Letter to inner peace

Dear inner peace,

4 years ago I began pursuing you. That night I experienced an event that would change my life. That night I died. As I floated above my body, and watched the doctors and nurses work to bring me back, I felt an incredible peace. I had a great acceptance that all of it was finally over, but before I could move on, I heard a woman’s voice. “It’s not your time yet little one,” she said. “Just a little longer.” Suddenly, I was back in my body, gasping for air. I screamed, “let me go, let me go!” and a nurse told me I couldn’t go home, I had just died. Little did I know I was crying out for that peace I had felt being dead.

I spent six months trying to come to terms with what had happened, and about why I was still alive. How does an atheist who commits suicide make sense of the experience of life after death. I finally decided the only way to move on was to seek something I never sought before, something bigger than myself.
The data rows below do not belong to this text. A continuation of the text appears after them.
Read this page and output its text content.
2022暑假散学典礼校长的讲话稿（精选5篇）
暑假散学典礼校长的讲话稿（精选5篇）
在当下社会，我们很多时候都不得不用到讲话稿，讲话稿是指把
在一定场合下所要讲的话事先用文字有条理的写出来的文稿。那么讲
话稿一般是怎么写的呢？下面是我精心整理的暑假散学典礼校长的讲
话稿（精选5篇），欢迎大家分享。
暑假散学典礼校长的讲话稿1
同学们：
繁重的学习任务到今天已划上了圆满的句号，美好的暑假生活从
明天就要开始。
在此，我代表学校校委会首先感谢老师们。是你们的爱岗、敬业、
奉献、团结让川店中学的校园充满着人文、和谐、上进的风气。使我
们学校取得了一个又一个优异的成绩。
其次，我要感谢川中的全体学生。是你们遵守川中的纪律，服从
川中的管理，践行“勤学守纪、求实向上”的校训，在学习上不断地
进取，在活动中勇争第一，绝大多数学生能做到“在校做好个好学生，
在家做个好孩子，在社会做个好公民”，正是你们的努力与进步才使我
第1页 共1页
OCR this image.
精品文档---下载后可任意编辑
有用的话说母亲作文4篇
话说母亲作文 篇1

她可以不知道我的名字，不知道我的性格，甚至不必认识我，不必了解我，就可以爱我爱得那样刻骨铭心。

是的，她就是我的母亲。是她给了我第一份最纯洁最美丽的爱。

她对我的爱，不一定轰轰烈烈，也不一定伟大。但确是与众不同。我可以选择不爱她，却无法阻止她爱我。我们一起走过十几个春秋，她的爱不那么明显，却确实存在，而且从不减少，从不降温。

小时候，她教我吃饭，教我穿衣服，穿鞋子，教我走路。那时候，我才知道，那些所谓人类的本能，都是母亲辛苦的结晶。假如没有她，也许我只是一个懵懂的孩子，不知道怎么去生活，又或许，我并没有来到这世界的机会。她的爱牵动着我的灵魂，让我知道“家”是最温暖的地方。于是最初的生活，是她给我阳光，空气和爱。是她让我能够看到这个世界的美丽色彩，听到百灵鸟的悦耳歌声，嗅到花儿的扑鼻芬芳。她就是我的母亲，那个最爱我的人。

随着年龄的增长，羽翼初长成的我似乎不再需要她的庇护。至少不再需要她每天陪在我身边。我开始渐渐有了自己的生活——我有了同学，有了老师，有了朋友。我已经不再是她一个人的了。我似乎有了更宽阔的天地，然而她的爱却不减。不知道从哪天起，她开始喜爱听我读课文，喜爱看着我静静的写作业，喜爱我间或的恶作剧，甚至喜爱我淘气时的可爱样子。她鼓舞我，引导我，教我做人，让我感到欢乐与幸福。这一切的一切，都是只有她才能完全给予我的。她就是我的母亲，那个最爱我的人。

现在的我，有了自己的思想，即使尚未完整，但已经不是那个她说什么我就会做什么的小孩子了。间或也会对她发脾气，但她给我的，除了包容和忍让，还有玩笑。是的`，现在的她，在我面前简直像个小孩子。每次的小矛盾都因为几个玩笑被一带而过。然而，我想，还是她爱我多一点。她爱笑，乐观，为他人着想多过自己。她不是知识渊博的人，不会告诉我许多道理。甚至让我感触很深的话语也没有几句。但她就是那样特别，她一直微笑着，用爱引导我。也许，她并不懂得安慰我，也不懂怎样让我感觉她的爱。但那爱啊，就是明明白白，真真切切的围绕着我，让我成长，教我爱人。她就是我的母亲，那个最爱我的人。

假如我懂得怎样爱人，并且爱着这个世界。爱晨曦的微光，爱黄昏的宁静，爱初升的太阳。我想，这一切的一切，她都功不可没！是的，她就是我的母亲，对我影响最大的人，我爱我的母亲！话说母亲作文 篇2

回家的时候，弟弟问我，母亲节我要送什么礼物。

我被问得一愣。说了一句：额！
I started looking for you in all the wrong places, like so many other things in my life. I sought you in broken religions and philosophies, in things that had caused me so much pain in my life. I wondered if I would ever find you, I wondered if you even existed, I wondered if you were worth it. In my darkest moments I wondered what “just a little longer” really meant.

I remember the day I first glimpsed you. It was the day I stopped reading the ideas of others and started finding myself. There been so many sleepless nights and many tears, and yet every day that went by, I was closer to accepting that you are real.

As I look in the mirror at myself today, I see a woman who is exhausted from pursuing you, and yet I have to smile at her. I look into her eyes and she tells me it was worth it, that she is worth it.

I hope that I never truly understand you. I hope that every time I define you, I challenge myself to look at you again. I’d like to believe that you are not a thing to obtain but a journey, and it’s a trip that will last the rest of my life.

I’d like to end by saying I thought about that night I died many times, and maybe I will never understand. I asked myself who that woman was that spoke to me, whether she was an angel or a loved one who had passed. I’m left feeling like that woman was me, calling me back, and just a little longer means the rest of my life.